Die Qu-Beschwerde fügt sogenannte „Kontrollpersonen“-Ansprüche gemäß Abschnitt 20(a) des Securities Exchange Act hinzu und zielt darauf ab, Bao als jemanden haftbar zu machen, der Autorität über ein Unternehmen ausübte, das mutmaßlich gegen Bundeswertpapiergesetze verstoßen hat, auch wenn er nicht jeden Teil des Plans persönlich ausgeführt hat. In beiden Klagen geht es auch um Angaben zu etwa 16,6 Millionen US-Dollar an Cere-Staatsgeldern, die angeblich bei risikoreichen DeFi-Wetten verloren gegangen sind, darunter etwa 6,51 Millionen US-Dollar beim Mochi-Protokoll, 3,27 Millionen US-Dollar in einem CVX/ETH-Liquiditätspool, 780.000 US-Dollar bei Maple Finance und 345.000 US-Dollar beim gescheiterten Neutrino USDN-System, alles ohne Zustimmung der Anleger.binance+1
In den Akten wird Jin als Seriengründer dargestellt, der „ein Muster etablierte“, bei dem er Unternehmen gründete, „unter Vorspiegelung falscher Tatsachen“ Kapital beschaffte, Wert schöpfte und dann weitermachte, wobei er eine Linie vom Mobile-Gaming-Unternehmen Funler im Jahr 2016 über das Bildungs-Blockchain-Unternehmen Bitlearn im Jahr 2018 bis hin zu Cere im Jahr 2019 verfolgte. Die Kläger sagen, er habe bereits ein neues KI-Unternehmen, CEF AI Inc., gegründet, das angeblich mit Erlösen finanziert wird Das Cere-Programm ist Gegenstand von Anträgen auf das Einfrieren von Vermögenswerten, die Unternehmenskonten, persönliche Geldbörsen und Immobilien in Deutschland und Florida betreffen.

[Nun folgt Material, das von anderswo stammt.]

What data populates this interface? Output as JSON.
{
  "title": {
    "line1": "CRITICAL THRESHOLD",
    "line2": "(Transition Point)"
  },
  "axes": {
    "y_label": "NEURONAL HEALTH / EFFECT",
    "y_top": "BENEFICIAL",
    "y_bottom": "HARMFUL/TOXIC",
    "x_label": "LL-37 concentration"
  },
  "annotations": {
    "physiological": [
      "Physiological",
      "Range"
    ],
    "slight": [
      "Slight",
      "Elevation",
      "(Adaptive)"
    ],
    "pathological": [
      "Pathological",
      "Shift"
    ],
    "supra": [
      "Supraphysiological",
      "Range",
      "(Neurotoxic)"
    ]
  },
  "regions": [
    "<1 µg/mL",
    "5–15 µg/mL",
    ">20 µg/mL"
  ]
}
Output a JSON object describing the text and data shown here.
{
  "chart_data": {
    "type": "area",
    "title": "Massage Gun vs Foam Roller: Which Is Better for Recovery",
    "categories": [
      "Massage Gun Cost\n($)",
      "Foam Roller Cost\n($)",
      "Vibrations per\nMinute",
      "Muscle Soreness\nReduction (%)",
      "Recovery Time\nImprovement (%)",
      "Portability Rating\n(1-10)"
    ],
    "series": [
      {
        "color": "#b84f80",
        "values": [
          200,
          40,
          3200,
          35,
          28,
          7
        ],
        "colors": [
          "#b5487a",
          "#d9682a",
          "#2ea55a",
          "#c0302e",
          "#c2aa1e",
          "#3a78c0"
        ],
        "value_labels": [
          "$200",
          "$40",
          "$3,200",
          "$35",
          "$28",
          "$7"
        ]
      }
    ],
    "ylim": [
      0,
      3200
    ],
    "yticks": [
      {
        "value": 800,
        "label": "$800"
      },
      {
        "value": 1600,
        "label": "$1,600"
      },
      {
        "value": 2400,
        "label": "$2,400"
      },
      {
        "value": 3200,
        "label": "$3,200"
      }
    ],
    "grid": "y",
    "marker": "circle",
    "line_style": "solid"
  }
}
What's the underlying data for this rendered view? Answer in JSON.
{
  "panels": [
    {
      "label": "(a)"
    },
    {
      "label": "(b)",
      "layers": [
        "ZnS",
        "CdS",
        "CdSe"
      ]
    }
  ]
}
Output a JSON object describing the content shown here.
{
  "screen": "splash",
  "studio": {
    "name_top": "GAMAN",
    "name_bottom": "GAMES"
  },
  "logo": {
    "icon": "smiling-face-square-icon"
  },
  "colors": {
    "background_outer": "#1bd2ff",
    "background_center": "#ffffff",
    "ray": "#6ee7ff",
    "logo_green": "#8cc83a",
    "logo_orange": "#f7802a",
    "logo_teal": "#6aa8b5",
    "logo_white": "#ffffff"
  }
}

Für die Aufsichtsbehörden stehen die Cere-Fälle an der Schnittstelle zwischen Wertpapierdurchsetzung und krimineller Marktmanipulation, wie sie bereits aus den Gotbit-Strafverfolgungen bekannt sind, bei denen Mitarbeiter auf US-Flughäfen festgenommen, aus Singapur ausgeliefert und die Schließung des Unternehmens angeordnet wurden. Da die SEC weiterhin viele Token-Angebote als potenzielle nicht registrierte Wertpapiere behandelt und das Justizministerium der Spur des Wash-Trading folgt, wird ein Token, der mehr als 99,8 % seines Wertes verloren hat und überlappende zivil- und strafrechtliche Narrative hervorgebracht hat, wahrscheinlich weiterhin auf ihrem Radar bleiben.